Almond Butter Energy Bars
Makes 12 large bars or 24 small bars
Prepare 15 minutes, plus chilling
Cook 20 minutes
250 g (2.5cups) Rolled Oats ( I like to use quick porridge oats, large flakes are too big!)
40 g (2/3 cup) Desiccated coconut
40 g (1/2 cup) Sliced Almonds
40 g (1/2 cup) Pumpkin seeds
150 g (approx. 5 or 6) Pitted medjool dates
50 g (approx. 3) Prunes
85 g (1/4 cup) Honey
100 g (roughly 1/2 cup) Meridian Crunchy Almond Butter
1 tbsp Coconut Oil
3 tbsp Water
1 ½ tsp Ground Cinnamon
Pinch of Salt
Method
- Preheat the oven to 165C. Line a tray with parchment paper. Combine oats, coconut, seeds and nuts. Toast for 20 minutes, tossing occasionally until golden brown
- Meanwhile, in a food processor combine the dates and prunes and blitz until a smooth paste has formed. Add to the honey, almond butter, coconut oil, cinnamon, salt and water in a small saucepan. Place over medium heat and stir until combined.
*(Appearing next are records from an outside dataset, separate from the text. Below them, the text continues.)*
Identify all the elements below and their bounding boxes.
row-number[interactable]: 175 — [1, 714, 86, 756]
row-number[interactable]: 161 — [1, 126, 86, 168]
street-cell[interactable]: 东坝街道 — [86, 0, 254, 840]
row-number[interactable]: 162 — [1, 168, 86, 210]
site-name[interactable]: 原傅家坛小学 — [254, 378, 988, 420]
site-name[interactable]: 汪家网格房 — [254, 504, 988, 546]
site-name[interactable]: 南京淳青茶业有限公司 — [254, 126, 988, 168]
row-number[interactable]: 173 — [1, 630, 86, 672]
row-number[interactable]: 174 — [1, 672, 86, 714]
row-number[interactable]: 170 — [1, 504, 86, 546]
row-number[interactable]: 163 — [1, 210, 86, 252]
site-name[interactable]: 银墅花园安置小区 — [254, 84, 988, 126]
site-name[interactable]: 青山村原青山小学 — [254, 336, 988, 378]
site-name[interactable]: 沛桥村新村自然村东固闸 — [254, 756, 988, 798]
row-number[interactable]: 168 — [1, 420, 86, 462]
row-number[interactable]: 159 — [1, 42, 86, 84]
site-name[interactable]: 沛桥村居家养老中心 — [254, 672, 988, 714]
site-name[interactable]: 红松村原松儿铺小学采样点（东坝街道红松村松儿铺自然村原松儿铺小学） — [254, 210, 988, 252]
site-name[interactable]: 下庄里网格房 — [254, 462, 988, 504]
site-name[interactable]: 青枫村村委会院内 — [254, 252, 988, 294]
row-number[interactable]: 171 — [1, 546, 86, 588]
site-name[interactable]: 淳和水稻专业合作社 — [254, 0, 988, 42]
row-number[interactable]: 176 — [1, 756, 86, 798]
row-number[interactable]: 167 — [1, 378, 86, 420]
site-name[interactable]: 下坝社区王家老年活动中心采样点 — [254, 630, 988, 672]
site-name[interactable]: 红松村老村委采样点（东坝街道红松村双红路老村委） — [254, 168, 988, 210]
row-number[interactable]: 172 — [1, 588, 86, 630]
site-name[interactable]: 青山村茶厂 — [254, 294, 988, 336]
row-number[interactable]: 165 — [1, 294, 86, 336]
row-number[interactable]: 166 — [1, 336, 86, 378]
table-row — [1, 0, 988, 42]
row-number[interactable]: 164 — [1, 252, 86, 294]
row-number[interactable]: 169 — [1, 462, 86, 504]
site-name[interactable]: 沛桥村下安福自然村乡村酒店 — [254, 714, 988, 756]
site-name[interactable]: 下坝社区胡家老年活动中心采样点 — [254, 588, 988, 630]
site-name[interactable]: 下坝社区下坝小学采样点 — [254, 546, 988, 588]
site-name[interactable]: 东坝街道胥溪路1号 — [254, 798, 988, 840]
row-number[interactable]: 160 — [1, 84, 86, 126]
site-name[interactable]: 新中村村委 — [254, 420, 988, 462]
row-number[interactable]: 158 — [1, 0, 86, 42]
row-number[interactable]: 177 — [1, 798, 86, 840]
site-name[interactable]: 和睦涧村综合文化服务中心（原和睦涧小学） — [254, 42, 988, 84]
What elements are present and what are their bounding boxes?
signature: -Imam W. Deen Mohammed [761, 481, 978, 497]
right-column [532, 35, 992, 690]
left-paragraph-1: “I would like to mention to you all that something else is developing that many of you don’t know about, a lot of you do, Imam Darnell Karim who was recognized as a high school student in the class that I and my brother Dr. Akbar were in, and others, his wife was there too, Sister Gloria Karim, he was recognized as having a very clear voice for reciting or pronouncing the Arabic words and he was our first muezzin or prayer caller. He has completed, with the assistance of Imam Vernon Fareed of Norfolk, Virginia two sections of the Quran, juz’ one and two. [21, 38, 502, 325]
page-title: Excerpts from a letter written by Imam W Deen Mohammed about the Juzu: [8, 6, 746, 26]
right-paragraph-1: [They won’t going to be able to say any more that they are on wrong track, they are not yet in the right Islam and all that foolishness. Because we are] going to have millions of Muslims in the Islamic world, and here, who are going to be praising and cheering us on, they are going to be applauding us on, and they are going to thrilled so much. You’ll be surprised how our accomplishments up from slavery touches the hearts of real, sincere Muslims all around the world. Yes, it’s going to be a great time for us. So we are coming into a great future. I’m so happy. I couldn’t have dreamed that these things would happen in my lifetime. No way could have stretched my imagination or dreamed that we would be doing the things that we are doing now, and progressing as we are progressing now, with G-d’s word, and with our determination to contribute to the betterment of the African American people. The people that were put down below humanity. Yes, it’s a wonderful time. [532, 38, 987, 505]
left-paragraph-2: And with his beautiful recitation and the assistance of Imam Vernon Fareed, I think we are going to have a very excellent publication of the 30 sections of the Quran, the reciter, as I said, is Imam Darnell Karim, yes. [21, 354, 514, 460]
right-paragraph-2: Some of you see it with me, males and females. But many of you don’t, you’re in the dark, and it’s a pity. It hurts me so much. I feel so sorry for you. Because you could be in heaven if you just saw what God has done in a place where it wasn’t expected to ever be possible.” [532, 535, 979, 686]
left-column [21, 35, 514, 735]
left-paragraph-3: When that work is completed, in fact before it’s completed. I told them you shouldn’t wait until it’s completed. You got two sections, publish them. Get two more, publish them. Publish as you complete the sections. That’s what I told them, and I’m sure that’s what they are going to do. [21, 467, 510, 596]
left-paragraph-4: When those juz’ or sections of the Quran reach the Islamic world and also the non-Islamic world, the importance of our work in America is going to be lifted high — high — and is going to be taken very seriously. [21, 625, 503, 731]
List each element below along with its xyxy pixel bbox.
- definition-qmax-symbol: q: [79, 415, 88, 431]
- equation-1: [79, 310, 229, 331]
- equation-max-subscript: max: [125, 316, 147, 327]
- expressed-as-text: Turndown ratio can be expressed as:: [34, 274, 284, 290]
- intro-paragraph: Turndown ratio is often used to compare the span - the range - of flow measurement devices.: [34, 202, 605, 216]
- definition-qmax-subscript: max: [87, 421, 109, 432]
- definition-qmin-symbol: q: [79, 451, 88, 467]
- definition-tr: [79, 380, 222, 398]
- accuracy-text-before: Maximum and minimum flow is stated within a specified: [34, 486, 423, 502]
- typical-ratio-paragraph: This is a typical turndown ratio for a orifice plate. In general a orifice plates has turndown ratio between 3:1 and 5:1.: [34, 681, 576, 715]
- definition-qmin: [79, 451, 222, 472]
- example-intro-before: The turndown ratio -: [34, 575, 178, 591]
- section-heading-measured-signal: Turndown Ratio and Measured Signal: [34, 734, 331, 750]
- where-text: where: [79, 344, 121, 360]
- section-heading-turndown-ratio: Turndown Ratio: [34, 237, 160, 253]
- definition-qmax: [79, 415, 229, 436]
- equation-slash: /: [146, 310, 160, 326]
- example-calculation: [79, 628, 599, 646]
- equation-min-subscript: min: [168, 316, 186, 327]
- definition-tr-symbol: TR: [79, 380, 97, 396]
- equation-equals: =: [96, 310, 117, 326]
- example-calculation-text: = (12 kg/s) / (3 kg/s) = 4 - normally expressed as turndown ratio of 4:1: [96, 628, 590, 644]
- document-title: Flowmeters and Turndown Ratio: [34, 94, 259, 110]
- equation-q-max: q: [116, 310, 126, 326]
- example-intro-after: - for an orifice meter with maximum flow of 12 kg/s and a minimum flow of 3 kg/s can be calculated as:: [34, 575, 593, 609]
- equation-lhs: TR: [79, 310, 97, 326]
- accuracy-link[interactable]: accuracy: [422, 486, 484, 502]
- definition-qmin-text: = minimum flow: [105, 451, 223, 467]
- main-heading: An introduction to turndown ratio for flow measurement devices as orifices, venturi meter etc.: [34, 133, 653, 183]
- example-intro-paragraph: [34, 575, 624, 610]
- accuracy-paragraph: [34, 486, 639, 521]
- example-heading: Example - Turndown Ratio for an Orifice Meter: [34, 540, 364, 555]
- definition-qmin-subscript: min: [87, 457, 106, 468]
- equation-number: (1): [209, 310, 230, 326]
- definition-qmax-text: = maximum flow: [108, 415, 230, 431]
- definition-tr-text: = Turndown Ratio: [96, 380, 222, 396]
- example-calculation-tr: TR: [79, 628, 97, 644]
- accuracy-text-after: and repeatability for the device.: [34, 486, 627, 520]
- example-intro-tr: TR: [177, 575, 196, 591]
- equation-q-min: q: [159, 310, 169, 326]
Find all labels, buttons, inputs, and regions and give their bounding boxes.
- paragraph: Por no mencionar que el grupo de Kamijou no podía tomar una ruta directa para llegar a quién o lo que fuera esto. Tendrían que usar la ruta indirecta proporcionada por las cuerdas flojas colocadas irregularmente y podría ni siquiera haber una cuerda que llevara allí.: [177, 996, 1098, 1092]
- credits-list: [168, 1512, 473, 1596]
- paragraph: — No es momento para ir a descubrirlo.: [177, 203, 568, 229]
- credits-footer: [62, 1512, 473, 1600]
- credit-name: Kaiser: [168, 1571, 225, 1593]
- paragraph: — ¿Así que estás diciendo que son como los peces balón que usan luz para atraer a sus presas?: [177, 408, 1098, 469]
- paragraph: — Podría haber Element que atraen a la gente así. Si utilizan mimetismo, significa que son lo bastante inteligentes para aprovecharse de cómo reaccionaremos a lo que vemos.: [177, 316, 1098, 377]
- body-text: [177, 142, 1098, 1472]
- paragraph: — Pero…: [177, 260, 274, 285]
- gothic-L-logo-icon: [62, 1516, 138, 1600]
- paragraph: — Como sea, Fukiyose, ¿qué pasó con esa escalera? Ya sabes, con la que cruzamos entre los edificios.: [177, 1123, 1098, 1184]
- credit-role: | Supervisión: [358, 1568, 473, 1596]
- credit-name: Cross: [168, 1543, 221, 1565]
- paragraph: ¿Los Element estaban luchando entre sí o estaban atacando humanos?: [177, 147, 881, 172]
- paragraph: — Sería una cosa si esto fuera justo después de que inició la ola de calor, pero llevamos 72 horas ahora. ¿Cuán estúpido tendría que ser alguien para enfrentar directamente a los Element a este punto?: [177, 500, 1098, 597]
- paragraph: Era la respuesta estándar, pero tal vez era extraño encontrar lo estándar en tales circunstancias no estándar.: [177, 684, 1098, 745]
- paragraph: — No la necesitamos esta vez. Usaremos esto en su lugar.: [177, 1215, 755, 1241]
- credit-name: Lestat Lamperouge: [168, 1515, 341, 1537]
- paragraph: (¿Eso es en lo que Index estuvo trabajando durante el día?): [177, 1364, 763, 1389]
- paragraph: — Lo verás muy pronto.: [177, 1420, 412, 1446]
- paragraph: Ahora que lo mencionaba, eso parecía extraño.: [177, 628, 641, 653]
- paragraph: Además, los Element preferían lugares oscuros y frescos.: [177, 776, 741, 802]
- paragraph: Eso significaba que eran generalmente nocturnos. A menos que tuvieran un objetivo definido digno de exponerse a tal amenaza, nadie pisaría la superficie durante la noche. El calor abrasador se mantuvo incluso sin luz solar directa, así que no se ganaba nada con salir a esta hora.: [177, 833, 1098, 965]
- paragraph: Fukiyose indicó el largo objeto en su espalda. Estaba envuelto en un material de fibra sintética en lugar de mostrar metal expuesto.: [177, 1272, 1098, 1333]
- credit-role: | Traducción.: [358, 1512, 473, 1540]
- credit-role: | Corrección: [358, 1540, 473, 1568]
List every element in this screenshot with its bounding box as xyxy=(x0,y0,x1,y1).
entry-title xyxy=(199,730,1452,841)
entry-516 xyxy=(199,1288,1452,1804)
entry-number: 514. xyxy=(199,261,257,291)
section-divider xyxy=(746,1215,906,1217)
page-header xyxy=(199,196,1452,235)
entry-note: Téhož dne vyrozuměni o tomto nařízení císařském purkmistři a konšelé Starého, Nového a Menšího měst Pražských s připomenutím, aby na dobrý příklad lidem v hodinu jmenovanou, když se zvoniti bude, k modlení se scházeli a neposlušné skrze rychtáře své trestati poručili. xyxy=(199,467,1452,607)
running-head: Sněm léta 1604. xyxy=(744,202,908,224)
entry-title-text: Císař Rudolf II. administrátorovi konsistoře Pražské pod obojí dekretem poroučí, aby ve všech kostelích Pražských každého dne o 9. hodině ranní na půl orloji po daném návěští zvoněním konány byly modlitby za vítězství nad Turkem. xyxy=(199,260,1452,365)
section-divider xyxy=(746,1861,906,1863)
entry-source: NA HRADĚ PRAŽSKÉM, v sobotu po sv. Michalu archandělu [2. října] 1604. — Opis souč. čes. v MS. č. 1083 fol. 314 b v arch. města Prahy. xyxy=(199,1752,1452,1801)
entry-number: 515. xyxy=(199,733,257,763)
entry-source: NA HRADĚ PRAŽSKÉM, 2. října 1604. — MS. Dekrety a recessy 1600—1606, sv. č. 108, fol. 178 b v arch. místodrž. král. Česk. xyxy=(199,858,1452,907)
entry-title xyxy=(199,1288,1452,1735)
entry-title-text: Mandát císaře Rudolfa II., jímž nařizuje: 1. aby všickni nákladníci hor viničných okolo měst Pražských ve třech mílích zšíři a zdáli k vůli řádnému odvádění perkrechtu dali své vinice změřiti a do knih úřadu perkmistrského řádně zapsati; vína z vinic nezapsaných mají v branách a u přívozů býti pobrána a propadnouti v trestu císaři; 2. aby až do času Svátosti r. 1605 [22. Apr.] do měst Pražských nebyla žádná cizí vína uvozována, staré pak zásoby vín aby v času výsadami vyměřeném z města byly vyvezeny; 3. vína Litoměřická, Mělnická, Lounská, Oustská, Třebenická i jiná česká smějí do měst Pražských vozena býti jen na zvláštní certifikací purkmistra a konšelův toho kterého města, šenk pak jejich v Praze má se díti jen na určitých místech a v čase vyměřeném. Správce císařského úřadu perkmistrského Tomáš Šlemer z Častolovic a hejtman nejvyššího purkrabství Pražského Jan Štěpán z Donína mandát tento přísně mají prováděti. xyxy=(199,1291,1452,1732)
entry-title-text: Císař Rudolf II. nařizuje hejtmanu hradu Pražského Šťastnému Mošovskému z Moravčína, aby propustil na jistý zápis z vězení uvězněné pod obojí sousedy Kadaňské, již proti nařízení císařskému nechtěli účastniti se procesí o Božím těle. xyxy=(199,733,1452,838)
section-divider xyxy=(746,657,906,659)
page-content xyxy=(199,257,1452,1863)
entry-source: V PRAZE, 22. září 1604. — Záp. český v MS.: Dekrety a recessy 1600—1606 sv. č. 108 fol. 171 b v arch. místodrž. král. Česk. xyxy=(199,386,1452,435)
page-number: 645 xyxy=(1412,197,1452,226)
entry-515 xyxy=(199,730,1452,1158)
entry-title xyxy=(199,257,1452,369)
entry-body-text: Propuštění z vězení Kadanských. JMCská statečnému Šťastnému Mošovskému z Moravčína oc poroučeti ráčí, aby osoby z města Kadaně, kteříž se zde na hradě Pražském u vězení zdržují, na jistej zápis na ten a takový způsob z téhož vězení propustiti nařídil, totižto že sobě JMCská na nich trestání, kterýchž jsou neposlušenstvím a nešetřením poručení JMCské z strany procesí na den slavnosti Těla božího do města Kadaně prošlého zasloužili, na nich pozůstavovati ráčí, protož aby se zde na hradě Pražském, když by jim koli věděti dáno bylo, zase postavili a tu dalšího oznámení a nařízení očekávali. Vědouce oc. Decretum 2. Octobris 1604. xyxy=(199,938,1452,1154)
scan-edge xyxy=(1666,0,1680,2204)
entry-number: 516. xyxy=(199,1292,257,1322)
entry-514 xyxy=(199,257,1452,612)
- In a large bowl combine the oat mixture with nut butter mixture and stir until it has come together.
- Place mixture into a 9 “ square or rectangular mould lined with parchment paper, ensuring the surface is flat and even. Refrigerate until the mixture is firm and cool, 15-20 minutes. Slice into bars.
*If your dates don’t feel sticky and moist, soak them in water for 10 minutes then drain before processing. This will ultimately help hold the bars together better.